Seis meses depois do 1º alerta sobre o novo coronavírus: o que já sabemos e o que ainda é incerto?

“Ainda temos muitos que aprender” – Margareth Dalcolmo, pneumologista e pesquisadora da Fiocruz.

Quase seis meses depois do alerta para a circulação do vírus, emitido em 31 de dezembro pela OMS, parte daquilo que era suposto sobre a Covid-19 mudou, enquanto a prática e as pesquisas consolidaram o que já se sabe e apontam para aspectos ainda incertos.

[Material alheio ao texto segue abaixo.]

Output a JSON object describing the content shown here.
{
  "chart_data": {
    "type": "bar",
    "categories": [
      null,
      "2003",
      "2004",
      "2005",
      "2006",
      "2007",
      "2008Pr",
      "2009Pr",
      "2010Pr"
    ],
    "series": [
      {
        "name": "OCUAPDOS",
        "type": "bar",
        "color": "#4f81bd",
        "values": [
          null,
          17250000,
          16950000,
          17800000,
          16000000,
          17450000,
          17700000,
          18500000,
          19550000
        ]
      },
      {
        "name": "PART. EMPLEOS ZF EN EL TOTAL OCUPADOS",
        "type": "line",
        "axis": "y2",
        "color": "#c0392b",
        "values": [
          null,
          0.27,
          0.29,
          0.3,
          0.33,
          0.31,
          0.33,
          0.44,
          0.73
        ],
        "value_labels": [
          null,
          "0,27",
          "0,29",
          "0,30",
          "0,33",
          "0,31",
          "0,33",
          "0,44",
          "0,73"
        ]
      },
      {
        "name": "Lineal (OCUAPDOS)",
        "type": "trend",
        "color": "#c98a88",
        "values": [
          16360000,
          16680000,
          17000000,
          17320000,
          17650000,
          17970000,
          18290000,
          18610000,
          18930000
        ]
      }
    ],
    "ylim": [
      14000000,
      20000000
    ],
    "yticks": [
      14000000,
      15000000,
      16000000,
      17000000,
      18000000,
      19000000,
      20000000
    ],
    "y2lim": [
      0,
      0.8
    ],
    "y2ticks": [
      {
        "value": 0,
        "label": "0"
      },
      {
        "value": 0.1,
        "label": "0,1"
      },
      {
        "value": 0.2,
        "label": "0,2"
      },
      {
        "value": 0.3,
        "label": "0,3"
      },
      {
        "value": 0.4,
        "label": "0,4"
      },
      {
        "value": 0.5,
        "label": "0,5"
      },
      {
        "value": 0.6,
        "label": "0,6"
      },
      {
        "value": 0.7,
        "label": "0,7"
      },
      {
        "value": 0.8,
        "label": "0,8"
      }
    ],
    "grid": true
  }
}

Abaixo, o G1 compila o que a medicina aponta sobre:

  • Transmissão: a importância dos contatos pessoais, mais que superfícies
  • Prevenção: máscaras viram objeto obrigatório previsto em lei
  • Sintomas: nem sempre febre ou tosse definem, há muito mais a analisar
  • Imunidade: anticorpos são produzidos, mas serão duradouros?
  • Tratamentos: ainda não há remédio, mas a ciência reage
  • Grupos de risco: idosos e doentes mais vulneráveis, mas não somente eles

Transmissão

Transmissão da Covid-19 é majoritariamente feita a partir das gotículas de saliva — Foto: Wagner Magalhães/G1Transmissão da Covid-19 é majoritariamente feita a partir das gotículas de saliva — Foto: Wagner Magalhães/G1

O que se pensava:

No início, a transmissão de pessoa a pessoa foi apontada como a principal forma: era divulgado que gotículas contaminadas expelidas pela tosse ou espirro precisavam viajar até ter contato com uma mucosa (olho, boca ou nariz) de outra pessoa. Pouco era conhecido sobre transmissão por “aerossol”, gotículas microscópicas suspensas no ar.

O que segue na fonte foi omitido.